Marina shook her head. "Can’t swim a stroke. She’s so
scared of water, she wears a life jacket around a pool."
My childhood bulletin board had been crowded with hockey
photos and blue ribbons from summer swim meets. I could do
something better than Debra? Inconceivable. She was my
opposite in a thousand ways-blond, where I was mousy brown;
slim, which I hadn’t been in years; elegant in a way I only
dreamed about. "Why didn’t you ever tell me?"
"Didn’t know until the other day. Which was the same day
I ran into Dave Patterson. We were at the community pool for
the ducky swim class, see, and-" Her smile was a little too
wide, and she was talking a little too fast, clear
indications she was trying to convince me to do something I
didn’t want to do.
"I’m not going to date Dave Patterson." I didn’t want to
date anyone. All I wanted was to raise my children and to
run my store. I wanted everything and everyone safe and
sound; no traumas; no tragedies; no upsets or upheavals-a
peaceful Goodnight Moon existence.
"He’s not bad looking." Marina waggled her eyebrows.
"I don’t care if he’s Apollo reincarnated. I’m not ready
to date anyone. Not yet." Or ever. Men left the toilet seat
up and complained about mowing the lawn. Why bother with them?
"How about-"
"No," I said as firmly as I could, which must not have
been firmly enough, because she looked ready to offer up
another victim. "Maybe in the spring," I said.
She looked thoughtful, and I was sorry I hadn’t said a
year. Marina’s circle of friends was larger and more varied
than mine. We overlapped solely because we’d been neighbors
years ago, before Richard had decided to move us into a
brand-new pseudo-Victorian house more suitable for his
status as CFO of a large insurance company. Maybe living in
a ranch house three blocks away from the elementary school
didn’t fit Richard’s image, but it worked wonderfully for
Marina’s home daycare business. She watched two children
during the day, and three more walked to her house after school.

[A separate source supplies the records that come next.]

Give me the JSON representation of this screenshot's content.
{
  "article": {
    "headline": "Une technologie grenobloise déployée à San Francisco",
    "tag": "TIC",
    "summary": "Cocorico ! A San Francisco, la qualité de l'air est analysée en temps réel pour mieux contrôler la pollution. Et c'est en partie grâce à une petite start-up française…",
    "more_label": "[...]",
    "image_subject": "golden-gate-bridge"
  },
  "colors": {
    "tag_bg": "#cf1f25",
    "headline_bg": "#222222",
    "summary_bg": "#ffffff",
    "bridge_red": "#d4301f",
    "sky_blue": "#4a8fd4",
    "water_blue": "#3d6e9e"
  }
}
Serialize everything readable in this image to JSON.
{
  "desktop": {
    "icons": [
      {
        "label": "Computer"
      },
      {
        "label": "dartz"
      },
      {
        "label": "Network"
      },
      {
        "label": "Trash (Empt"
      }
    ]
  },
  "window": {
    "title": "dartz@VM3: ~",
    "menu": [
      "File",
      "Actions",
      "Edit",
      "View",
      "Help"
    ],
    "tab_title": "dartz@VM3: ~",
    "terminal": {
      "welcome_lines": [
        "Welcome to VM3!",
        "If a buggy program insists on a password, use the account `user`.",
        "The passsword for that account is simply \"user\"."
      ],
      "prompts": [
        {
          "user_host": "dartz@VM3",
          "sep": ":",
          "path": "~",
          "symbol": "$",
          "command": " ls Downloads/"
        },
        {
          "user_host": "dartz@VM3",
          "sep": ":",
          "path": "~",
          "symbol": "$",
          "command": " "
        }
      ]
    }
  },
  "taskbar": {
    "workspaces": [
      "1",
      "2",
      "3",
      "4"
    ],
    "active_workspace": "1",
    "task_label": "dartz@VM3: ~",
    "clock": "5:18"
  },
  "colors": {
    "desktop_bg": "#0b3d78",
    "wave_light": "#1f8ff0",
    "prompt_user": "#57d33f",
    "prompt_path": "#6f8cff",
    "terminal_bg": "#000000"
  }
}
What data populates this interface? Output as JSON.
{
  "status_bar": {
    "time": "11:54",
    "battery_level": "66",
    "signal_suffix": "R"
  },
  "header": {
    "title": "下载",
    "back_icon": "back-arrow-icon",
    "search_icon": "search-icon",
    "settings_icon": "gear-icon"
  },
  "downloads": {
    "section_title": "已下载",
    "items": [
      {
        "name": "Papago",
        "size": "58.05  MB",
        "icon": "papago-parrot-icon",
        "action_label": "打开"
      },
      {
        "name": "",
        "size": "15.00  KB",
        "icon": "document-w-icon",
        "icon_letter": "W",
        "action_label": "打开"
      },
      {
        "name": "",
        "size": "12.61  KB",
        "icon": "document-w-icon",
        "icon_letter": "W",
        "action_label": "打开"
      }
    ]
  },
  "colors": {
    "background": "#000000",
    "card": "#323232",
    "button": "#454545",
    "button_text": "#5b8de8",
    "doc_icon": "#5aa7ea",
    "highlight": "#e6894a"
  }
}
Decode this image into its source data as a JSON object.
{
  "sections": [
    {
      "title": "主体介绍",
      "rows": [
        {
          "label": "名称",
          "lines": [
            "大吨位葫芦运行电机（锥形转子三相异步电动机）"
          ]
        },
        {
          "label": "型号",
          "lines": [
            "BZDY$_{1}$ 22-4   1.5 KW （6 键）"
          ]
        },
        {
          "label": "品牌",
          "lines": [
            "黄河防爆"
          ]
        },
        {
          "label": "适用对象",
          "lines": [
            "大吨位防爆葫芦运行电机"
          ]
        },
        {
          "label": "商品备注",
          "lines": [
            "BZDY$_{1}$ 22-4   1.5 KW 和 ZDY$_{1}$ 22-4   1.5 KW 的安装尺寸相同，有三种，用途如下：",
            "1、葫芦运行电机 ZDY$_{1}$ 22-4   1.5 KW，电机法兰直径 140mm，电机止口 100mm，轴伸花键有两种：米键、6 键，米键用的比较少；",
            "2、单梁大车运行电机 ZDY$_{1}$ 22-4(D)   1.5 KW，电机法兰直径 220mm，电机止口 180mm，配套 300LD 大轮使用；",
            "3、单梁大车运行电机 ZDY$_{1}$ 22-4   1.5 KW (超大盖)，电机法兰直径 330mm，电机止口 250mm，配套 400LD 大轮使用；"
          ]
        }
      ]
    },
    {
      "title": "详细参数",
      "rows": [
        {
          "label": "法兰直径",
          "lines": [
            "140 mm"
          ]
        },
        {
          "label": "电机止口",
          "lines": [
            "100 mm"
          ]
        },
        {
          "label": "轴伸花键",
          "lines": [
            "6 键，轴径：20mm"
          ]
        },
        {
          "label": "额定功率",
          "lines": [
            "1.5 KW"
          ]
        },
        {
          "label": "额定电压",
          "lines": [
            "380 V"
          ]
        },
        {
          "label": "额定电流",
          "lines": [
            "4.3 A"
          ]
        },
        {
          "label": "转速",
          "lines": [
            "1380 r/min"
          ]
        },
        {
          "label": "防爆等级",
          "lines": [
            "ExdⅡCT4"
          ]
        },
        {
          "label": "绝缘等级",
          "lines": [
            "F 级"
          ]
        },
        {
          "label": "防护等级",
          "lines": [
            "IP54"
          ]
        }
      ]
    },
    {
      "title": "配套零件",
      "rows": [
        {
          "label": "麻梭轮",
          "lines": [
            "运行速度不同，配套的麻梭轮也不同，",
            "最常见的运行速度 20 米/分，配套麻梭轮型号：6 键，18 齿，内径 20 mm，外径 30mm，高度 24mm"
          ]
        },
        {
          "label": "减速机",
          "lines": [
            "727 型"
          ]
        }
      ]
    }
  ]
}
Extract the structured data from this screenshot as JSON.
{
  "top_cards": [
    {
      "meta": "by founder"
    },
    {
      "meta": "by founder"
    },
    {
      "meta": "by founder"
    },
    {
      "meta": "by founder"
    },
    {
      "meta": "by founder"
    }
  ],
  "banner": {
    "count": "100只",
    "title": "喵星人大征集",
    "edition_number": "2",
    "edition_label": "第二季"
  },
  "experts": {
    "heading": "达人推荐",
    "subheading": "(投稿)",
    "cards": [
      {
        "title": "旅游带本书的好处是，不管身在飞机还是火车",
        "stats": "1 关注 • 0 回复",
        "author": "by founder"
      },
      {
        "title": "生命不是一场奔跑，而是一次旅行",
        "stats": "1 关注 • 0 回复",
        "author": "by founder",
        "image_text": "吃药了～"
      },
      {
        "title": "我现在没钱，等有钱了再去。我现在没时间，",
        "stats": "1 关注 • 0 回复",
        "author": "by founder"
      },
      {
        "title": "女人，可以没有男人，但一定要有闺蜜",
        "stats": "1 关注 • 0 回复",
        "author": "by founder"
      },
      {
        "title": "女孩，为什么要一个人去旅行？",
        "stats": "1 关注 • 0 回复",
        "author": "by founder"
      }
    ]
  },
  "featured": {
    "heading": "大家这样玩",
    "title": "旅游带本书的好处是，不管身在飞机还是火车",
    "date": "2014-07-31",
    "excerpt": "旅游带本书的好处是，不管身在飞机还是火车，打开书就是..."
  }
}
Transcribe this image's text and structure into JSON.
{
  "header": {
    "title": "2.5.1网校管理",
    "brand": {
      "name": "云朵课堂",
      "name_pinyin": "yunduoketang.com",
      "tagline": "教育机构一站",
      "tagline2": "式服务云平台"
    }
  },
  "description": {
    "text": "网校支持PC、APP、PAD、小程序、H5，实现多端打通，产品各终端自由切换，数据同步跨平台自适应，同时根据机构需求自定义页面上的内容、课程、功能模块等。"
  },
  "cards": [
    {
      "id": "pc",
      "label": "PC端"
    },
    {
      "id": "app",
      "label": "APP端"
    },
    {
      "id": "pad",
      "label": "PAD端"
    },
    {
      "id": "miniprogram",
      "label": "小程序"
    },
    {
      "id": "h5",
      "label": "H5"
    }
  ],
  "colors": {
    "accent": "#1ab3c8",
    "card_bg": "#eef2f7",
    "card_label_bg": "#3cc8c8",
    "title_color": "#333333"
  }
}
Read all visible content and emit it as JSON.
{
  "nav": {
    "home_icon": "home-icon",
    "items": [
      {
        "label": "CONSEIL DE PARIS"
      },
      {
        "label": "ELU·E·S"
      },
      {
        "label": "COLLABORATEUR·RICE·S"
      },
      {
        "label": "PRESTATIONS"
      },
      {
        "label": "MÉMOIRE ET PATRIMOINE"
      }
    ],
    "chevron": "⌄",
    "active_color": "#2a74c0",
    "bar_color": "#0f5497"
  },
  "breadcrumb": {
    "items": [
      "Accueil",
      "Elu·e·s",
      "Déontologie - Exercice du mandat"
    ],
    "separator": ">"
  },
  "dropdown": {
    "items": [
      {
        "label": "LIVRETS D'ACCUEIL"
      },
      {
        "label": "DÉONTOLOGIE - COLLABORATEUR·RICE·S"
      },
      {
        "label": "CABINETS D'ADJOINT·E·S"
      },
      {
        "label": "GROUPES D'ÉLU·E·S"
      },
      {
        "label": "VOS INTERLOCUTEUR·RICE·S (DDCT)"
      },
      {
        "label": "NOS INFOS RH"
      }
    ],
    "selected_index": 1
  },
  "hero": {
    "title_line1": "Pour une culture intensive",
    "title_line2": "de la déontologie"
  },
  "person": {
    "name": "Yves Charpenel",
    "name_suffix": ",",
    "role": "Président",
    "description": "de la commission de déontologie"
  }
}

"Okay," she said. "No dating."
I slid down a little in my chair. Safe and sound. No
pressure. Just the peace and warmth of early fall. Leaves
turning yellow, orange, and red against the bright blue sky.
A tangy earthy smell in the air-that special autumnal scent
that summoned memories of high school football games,
trick-or-treating, and scooping wet stringy seeds out of
pumpkins. I closed my eyes and breathed in fading images of
Jenna in a princess costume and of Oliver dressed as his
favorite stuffed animal.
"Then how about being the secretary of the school’s
Parent Teacher Association?" Marina ran the words together
as fast as an auctioneer trying to unload a box of moldy books.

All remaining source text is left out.